Kein Zwang, aber auch kein Anspruch des Chefarztes

Allerdings kann der Arbeitgeber den Chefarzt nicht dazu zwingen, diese originäre Arbeitgeberverpflichtung zu übernehmen. Umgekehrt besteht für den Chefarzt auch kein Anspruch auf Erteilung der Vollmacht zur Unterzeichnung. In diesem Zusammenhang ist zu berücksichtigen, dass die Berechtigung zur Erstellung und Unterzeichnung von Zeugnissen in den meisten Chefarztverträgen sogar ausdrücklich ausgeschlossen ist.

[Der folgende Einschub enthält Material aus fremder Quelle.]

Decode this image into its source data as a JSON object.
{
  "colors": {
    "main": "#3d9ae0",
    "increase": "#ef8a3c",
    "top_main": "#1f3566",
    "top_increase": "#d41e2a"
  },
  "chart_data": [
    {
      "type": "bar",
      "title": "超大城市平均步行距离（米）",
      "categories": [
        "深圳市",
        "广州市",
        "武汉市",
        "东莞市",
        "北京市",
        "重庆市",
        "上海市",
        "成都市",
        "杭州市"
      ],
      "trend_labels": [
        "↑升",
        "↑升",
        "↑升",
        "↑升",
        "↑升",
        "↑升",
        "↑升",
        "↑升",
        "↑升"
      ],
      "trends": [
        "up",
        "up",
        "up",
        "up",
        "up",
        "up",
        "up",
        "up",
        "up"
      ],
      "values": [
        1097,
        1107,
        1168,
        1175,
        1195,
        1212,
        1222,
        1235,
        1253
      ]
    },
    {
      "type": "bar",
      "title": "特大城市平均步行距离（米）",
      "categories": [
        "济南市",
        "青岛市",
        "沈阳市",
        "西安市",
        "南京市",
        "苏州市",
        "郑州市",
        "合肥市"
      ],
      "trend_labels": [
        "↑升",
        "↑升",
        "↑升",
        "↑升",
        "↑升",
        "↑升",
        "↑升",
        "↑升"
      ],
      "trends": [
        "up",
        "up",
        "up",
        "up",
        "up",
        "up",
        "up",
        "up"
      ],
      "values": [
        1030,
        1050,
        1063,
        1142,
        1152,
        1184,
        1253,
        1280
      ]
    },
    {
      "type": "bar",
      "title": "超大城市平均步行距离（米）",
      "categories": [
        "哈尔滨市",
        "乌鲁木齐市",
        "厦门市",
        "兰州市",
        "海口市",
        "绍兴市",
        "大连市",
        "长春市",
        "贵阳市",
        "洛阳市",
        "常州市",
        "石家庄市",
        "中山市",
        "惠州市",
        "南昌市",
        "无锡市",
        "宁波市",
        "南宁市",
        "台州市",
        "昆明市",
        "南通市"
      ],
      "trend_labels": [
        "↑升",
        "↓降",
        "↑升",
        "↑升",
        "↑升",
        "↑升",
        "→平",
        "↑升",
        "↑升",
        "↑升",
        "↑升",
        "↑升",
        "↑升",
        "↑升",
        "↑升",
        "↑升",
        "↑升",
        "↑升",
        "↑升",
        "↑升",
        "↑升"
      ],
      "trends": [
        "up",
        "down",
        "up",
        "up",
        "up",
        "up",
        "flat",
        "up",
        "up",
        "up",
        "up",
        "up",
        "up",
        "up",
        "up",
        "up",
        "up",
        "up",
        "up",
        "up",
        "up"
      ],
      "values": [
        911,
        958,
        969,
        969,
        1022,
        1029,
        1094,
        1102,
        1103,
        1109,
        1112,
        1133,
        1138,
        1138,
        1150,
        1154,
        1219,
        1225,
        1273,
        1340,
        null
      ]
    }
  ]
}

Üblich ist es inzwischen, die Zeugnisse nachgeordneter Ärzte vom Chefarzt oder Leitenden Arzt zumindest mitunterzeichnen zu lassen. Diese Vorgehensweise ist Ausfluss der allgemeingültigen Zeugnisgrundsätze im Krankenhausbereich und der aktuellen Tendenzen der Rechtsprechung. 

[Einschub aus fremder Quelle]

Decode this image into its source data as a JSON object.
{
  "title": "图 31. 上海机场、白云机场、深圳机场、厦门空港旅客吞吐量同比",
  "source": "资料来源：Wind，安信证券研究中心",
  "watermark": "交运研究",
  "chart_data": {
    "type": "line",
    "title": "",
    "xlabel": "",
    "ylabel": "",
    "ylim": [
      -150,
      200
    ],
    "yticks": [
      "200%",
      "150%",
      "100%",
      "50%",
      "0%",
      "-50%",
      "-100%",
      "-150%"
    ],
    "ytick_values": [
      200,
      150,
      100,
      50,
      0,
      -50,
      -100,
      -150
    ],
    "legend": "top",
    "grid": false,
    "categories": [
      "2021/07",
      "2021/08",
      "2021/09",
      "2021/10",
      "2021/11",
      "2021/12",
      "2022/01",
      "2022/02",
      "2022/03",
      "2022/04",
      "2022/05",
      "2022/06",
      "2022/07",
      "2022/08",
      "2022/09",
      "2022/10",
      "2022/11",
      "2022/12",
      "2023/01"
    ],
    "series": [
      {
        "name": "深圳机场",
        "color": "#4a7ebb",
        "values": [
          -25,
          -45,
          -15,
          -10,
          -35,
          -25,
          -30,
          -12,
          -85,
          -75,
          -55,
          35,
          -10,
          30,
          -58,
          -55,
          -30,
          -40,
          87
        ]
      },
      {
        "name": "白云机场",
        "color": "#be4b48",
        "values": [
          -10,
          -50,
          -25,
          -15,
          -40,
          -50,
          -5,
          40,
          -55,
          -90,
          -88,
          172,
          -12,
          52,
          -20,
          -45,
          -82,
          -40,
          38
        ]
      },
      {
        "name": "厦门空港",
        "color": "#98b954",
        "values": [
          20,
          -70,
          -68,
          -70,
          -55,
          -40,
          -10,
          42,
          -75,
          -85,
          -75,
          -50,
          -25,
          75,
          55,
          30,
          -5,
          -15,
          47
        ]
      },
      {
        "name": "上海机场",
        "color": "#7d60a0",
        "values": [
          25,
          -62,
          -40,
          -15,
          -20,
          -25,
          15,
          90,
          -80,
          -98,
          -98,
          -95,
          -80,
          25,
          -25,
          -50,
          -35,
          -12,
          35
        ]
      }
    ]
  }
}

Weiterbildungszeugnis: Chefarzt zur Unterschrift verpflichtet

Anders stellt sich die Situation dar, wenn es sich bei dem zu unterzeichnenden Zeugnis um ein Weiterbildungszeugnis handelt. Als weiterbildungsberechtigter Arzt ist der Chefarzt dazu verpflichtet, das Zeugnis eines angehenden Facharztes zu unterzeichnen. Für die Gültigkeit eines Weiterbildungszeugnisses ist die Unterschrift des Chefarztes daher geradezu unabdingbar. Einer ausdrücklichen vorherigen Bevollmächtigung zur Unterzeichnung bedarf es dabei nicht.  

 

Abgesehen davon, dass sich die Verpflichtung des Chefarztes zur Unterzeichnung bereits aus seiner Eigenschaft als weiterbildungsbeauftragter Arzt ergibt, ist diese Vorgehensweise auch in praktischer Hinsicht sachgerecht. Im Zeugnis wird schließlich vornehmlich die medizinische Leistung und Entwicklung des angehenden Facharztes beurteilt. Als ärztlicher Fachvorgesetzter ist der Chefarzt der Weiterbildungsabteilung naturgemäß derjenige, der die größte Kompetenz und beste Qualifikation für die fachliche Beurteilung besitzt. 

Fazit: Mitunterschrift des Chefarztes ist praktikable Lösung

Hinsichtlich der Problematik, ob der Chefarzt zur Erstellung ärztlicher Zeugnisse berechtigt bzw. verpflichtet ist, gibt es keine allgemeingültige Antwort. Vielmehr kommt es auf die Besonderheiten und Umstände des jeweiligen Einzelfalls an. Um dem verwirrenden Konstrukt aus Grundsatz- und Ausnahmeregelungen von vornherein entgegenzuwirken, erscheint es daher am praktikabelsten und sinnvollsten, entsprechend der allgemeinen Üblichkeit im Krankenhausbereich den Chefarzt sämtliche Zeugnisse seiner nachgeordneten ärztlichen Mitarbeiter zumindest mitunterzeichnen zu lassen. Gerade vor dem Hintergrund, dass das ärztliche Zeugnis durch die fachkompetente Beurteilung des Chefarztes eine Aufwertung erfährt, bringt dies für alle Beteiligten die meisten Vorteile mit sich.